When dealing with abusive PD people-how does this relate in regards to current behavior and not in reference to reframing the past.
Just curious-cause I am lost on this one with pwPD's, when you are (for whatever reason) their target.
Midgelette
I am a little more distant from the BPD person in my life... .she is the mom of my stepdaughters, my husband's ex. So I am often the target of her rage, but not her child or partner, so I have less emotional attachment to her. Her is how radical acceptance works for me. This person is who she is. She is angry at times, mostly triggered by something in almost every interaction with me, but also sometimes loving. This is who she is. After knowing her for 9 or 10 years, and being with her ex for 5 years, I have found it does not make sense to expect her to respond in an appropriate (read: coordinated) way to my actions or feelings. Also, I am not always able to experience her rage and chaotic behavior and emotions and keep centered and peaceful (note the radical acceptance of my own incapacities). I value feeling peaceful and centered. So I have chosen to spend less time connecting with her. At first, I hoped that my steadiness in caring for her even in hard times would help her to shift how she acts with me, would lead to her trusting me. So I was willing to go out of my way. But after several years, she did not seem to take in these messages, and I noticed that I felt depleted after these interactions. So I now have chosen to have fewer interactions with her.

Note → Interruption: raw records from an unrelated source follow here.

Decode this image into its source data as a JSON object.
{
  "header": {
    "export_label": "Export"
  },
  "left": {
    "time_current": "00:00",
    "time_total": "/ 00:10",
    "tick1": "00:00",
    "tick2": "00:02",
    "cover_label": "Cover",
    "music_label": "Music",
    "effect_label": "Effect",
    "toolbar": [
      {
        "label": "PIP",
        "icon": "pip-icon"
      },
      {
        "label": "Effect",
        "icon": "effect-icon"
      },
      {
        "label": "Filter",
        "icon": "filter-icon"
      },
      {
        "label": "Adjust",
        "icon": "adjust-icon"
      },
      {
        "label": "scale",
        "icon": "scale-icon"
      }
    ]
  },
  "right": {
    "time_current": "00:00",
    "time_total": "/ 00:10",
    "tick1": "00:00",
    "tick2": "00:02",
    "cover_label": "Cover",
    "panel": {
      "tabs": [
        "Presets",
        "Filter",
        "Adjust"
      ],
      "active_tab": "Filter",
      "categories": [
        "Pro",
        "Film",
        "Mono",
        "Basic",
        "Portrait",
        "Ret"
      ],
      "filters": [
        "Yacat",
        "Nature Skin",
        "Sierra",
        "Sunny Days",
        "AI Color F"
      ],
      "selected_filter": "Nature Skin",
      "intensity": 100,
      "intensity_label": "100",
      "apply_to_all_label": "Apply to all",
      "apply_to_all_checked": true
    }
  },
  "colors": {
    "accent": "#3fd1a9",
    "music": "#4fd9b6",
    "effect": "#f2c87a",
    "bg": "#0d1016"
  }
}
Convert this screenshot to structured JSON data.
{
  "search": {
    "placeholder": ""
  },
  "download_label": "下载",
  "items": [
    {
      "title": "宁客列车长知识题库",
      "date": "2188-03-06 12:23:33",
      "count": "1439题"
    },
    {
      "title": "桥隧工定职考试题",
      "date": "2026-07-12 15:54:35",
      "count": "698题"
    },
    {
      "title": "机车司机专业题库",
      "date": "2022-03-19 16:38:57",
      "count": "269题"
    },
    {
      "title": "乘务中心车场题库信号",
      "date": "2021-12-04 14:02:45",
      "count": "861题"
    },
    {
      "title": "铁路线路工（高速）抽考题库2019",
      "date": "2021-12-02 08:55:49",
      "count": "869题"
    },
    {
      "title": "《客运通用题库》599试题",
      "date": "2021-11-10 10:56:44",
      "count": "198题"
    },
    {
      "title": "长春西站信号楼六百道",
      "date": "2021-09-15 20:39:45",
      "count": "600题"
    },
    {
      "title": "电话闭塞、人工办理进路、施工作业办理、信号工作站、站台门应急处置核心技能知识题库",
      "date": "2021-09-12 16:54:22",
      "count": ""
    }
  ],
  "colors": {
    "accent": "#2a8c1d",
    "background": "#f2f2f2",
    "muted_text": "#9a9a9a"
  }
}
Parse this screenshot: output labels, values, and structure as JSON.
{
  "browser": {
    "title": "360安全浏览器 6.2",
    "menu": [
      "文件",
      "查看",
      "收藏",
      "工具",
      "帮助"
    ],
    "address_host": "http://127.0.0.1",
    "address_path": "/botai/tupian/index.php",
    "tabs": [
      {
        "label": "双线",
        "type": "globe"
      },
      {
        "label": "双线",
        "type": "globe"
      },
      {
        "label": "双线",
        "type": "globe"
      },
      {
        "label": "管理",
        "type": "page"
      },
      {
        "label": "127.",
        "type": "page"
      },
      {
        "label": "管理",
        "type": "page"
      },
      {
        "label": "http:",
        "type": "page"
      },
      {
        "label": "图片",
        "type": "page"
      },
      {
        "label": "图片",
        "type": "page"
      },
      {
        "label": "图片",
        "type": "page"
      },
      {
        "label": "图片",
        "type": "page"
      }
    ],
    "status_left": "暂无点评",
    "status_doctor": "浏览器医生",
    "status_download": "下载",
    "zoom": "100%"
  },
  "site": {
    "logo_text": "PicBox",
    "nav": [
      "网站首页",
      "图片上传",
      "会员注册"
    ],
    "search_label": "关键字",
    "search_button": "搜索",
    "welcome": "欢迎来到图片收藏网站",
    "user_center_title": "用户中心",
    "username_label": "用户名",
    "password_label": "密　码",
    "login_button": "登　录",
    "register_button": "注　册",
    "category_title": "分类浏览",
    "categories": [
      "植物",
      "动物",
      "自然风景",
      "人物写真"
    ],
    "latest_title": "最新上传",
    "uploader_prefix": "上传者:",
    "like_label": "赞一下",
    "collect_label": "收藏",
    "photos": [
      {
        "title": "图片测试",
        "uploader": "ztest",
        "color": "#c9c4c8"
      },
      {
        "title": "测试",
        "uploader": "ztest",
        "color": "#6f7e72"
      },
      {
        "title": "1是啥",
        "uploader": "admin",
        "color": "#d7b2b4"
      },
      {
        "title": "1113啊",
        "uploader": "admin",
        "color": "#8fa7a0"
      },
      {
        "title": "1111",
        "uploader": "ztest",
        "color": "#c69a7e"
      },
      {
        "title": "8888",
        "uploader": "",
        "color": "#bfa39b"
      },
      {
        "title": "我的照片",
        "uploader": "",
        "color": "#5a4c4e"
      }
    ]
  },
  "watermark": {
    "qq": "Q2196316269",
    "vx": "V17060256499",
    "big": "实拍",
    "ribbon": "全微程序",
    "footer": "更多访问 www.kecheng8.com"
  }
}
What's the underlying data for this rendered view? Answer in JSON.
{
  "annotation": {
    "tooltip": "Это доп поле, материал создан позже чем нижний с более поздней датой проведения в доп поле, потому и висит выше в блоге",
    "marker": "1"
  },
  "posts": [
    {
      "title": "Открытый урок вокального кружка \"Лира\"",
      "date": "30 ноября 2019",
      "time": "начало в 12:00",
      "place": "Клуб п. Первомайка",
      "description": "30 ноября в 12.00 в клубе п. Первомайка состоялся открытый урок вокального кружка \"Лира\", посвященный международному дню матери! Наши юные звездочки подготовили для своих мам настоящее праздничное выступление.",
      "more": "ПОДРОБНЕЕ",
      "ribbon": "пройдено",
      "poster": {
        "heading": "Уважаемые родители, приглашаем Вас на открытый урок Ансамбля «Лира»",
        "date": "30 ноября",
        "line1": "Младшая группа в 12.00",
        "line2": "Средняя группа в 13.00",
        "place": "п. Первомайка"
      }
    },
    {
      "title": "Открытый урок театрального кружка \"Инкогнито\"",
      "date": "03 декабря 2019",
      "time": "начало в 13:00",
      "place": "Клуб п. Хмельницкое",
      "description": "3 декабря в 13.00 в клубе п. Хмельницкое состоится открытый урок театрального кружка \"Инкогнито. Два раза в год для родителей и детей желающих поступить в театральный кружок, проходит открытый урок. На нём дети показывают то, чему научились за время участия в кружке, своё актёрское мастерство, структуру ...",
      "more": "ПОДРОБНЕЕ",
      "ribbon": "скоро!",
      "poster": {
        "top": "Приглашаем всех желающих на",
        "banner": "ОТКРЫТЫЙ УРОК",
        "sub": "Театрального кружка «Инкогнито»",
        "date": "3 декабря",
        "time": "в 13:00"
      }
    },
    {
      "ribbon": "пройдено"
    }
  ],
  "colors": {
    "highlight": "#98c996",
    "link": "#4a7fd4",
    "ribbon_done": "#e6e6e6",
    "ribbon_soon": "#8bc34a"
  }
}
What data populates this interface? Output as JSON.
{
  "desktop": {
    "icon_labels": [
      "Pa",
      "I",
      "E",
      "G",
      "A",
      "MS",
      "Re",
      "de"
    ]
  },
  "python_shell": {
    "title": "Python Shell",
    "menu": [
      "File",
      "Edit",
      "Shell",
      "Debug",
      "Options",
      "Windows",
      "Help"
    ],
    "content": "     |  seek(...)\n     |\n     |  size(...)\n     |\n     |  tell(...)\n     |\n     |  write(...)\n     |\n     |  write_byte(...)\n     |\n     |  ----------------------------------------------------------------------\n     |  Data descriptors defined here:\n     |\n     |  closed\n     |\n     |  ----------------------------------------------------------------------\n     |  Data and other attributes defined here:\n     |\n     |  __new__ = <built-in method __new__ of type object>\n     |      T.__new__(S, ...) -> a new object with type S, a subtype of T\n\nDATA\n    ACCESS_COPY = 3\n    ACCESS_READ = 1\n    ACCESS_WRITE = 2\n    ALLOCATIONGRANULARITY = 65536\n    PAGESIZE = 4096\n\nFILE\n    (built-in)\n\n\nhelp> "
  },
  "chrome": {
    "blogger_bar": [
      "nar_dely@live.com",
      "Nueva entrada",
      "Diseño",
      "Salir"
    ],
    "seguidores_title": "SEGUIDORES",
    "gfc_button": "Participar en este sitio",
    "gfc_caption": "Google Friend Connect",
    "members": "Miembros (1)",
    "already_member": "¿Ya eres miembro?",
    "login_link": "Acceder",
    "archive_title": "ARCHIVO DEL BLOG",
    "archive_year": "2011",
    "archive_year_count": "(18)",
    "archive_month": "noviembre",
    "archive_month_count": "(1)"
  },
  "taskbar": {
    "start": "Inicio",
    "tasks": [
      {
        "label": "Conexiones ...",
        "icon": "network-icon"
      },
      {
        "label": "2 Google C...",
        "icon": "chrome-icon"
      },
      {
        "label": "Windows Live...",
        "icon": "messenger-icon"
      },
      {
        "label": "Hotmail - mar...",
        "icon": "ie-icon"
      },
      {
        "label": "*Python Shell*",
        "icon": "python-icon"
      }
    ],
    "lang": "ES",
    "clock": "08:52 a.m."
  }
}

At the same time, she is okay with me. I truly believe she is doing the best she can do. I know something of her childhood, and she dealt with pretty intense pain and abuse, and I am amazed she came out being as loving as she is. So I do not expect her to be better, to treat me better, to know how to do basic emotional relationships. But that does not mean I need to place myself in situations where I allow her to be abusive to me. Allowing that when I have a choice is a way of feeding the abusiveness, and it is important to me to nurture loving behavior in myself and others, not to feed abusive behavior. When there is not an obvious choice, I have responded to her abuse in various ways, mostly telling her that I love her as is, and letting her know what my boundaries are. This seems to work fairly well; it has kept me physically safe.
But in most all of these situations, I can come to a place of being okay with who she is.
The hardest thing for me is when the kids bring home the negative stuff, because it is not really theirs, and because it is hard to have boundaries with kids who live in my home. I have boundaries, but for me to feel good in my body when dealing with a BPD person, I need a LOT of space, and you cannot really live with kids and have that much space. Plus, I would not want to be that distant from my SDs; they are lovable and great. So I am often hanging out on the edges of my capacity. So I have grief associated with this. So then accepting that is my work, while I still try to work with the circumstances.
A lot of this is very painful to me. It is painful seeing the kids' pain, painful seeing my DH's pain, painful seeing the ways I have become less of who I want to be in some ways in this situation. Sometimes in pressing through the hardest parts, I close down to this grief and life feels less full. Then I open up to it and I cry and feel sad more. For me, this is not something like being in prison for life. I clearly see the benefits to me of all of this. I love the kids as they are; I am glad I am as close to them as I am because (in part) of their mom's BPD; I am also glad to have them only half the time (though this is what makes us have their BPD mom be such a pervasive part of our lives). I feel like it is easier for me to accept a BPD ex-wife-in-law than it would be to deal with someone sane who is very judgmental and rigid. The acceptance part is for me: this is who this person is. I could wish she was sane, but that is not what is. I love her kids and her ex, so she is part of my life. I could leave at any time. But I choose not to. Because this is my life, it is what I want in this moment. There may come a time when that changes, but it is not yet.